Delegates to the World Economic Forum on Africa this week in the Nigerian capital of Abuja will be in the right place to reflect on the rising continent's problems, as well as its undoubted potential.
Participants, including Premier Li Keqiang and African leaders, meet as the continent's largest economy grapples with a surging Islamist revolt and inter-communal clashes that highlight poverty, ethnic and religious schisms, and battles over power and resources in many parts of Africa.
"If people want to take a look at a dynamic, high-potential place in Africa, Nigeria is that place, but it also has a whole host of issues that are not going away anytime soon," said Mark Shroeder, head of Sub-Saharan Africa analysis at business and security consultancy Statfor.
Policymakers, entrepreneurs and philanthropists attending the 24th World Economic Forum on Africa (Wefa), a replica of the flagship annual WEF held in Davos, Switzerland, will be ensconced in the concrete fortress of the Abuja Hilton, protected by 6,000 police and soldiers - the largest security operation Nigeria has ever mounted for a summit.
An April 14 bomb blast on Abuja's outskirts, which killed at least 75 people and was claimed by the radical Islamist group Boko Haram, triggered the big security shield for an event that is normally the setting for convivial and relaxed discussions.
But despite the announced security cordon around the city, another suspected bomb exploded on Abuja's outskirts last Thursday, killing and injuring several people.
The Hilton's air-conditioned marble interior may also not drown out the desperate public appeals of parents of some 200 teenage schoolgirls snatched by Boko Haram militants from a northeast school last month.
The incident has shocked Nigeria, triggered protests in Abuja and embarrassed President Goodluck Jonathan's administration. It showed the military's inability to contain a ruthless insurgency whose targets also include Christian churches and civilians of all races and creeds.
Nigeria's combustible ethnic, religious and regional fault lines, exacerbated by an upcoming election 10 months away, are the legacy of its artificial creation by former colonial masters.

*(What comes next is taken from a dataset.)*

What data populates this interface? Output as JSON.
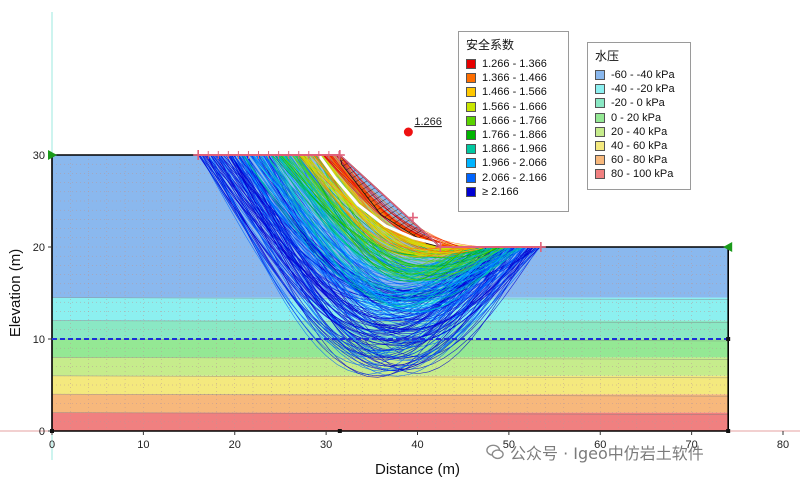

In this, the West African giant, which recently replaced South Africa as the continent's biggest economy through a rebasing of its GDP, can be seen as a microcosm of the post-independence pains and trauma of other struggling African states, such as South Sudan and the Central African Republic.
The World Economic Forum on Africa, which goes from today until Friday, will include a session on emerging security threats that are casting a pall on Sub-Saharan Africa's otherwise ebullient economic promise as it closely follows Asia as the world's second-fastest-growing region.

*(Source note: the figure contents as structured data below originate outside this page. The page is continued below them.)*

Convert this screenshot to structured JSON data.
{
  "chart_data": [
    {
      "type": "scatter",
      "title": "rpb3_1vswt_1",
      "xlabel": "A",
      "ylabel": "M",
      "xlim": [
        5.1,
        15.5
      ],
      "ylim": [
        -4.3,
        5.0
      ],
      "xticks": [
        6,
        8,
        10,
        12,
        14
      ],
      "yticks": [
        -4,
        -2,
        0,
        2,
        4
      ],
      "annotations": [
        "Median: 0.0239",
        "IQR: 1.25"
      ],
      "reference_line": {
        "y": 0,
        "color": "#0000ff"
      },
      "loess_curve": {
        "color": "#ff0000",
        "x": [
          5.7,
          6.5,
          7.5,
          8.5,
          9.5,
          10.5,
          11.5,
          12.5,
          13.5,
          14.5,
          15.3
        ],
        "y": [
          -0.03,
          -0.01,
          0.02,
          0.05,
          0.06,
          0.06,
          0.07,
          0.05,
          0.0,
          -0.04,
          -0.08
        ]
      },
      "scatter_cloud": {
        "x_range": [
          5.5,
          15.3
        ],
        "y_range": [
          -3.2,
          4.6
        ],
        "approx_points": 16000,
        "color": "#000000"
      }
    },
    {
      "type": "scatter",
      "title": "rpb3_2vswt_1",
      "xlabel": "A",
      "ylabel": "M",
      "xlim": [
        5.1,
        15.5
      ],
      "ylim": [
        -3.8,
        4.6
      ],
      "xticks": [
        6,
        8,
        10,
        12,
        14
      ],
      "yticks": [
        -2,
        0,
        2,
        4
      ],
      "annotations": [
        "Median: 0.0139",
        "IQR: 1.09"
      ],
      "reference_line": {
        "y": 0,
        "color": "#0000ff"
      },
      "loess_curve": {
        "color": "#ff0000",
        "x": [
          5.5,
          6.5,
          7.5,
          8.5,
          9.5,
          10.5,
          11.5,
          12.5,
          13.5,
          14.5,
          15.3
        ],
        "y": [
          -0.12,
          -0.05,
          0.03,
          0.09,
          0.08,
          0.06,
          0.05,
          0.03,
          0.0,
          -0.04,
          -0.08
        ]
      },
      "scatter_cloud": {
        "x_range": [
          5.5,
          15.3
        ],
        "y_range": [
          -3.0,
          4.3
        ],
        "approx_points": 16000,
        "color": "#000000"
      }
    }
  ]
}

The continent's most populous nation, Nigeria has tens of millions of poor, many of them unemployed, restless youth, who could pose a real threat to stability if neglected.

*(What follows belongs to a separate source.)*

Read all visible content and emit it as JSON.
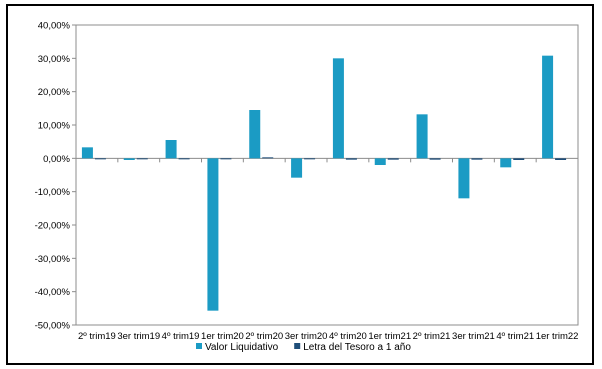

These masses, underprivileged and excluded from Africa's natural wealth, such as Nigeria's oil, offer potential recruits to Boko Haram and other radical or insurgent groups that often arise from, or take advantage of, these social inequalities.
Okonjo-Iweala has acknowledged "an inclusion problem" as one contributing factor behind Boko Haram.
Former International Crisis Group analyst Yabi wrote in recent blogs that Boko Haram was a monstrous product of bad governance, illustrating "the failure of the attempt to construct a Nigerian society founded on common values".
Wefa's Nigerian hosts are keen to keep the focus positive.
"We've not had any cancellations, which is amazing to us," Okonjo-Iweala said.
Delegates are also expected to include former Brazilian president Luiz Inacio Lula da Silva, former British prime minister Gordon Brown, former UN secretary general Kofi Annan and US Trade Representative Michael Froman.
Participants will swap views of Table Mountain and the azure sea in Cape Town, South Africa, the venue for most previous WEFs on Africa, for the sight of Aso Rock - a stark outcrop that dominates the surrounding African bush and stands over the Nigerian presidential complex.
"Participants will not have a problem with security during the summit," President Jonathan said in a statement aimed at reassuring Wefa attendees.
Boko Haram leader Abubakar Shekau had a chillingly different message in a video released to some media in which he claimed responsibility for the April 14 bombing
"Look at us: We are right within your city, and you don't even know how to find us," Shekau taunted Jonathan.
One figure who will be absent this week will be Nigerian central bank governor Lamido Sanusi, suspended by Jonathan in February after he revealed that up to US$20 billion of state oil revenues had failed to be paid into the national treasury.
Widely respected internationally as an anti-corruption reformer, the urbane northern aristocrat had been a regular at Davos. He said in Abuja he would be staying away from the "African Davos".
Nigeria's presidency, which has disputed his claims of missing oil revenues as exaggerated, said he was suspended for "recklessness" at the central bank.
Sanusi has a different story: "It's all about shooting the messenger," he said. "If you were to look at objective criteria, you would say that Nigeria is a failing state."
Finance Minister Okonjo-Iweala prefers to talk about "democracy in raw form".
That may be small comfort to the relatives of the abducted schoolgirls, who want the military to do more to find them.
"We're talking about the lives of 200 innocent girls," said Lawan Abana, who has a sister and two nieces among the missing.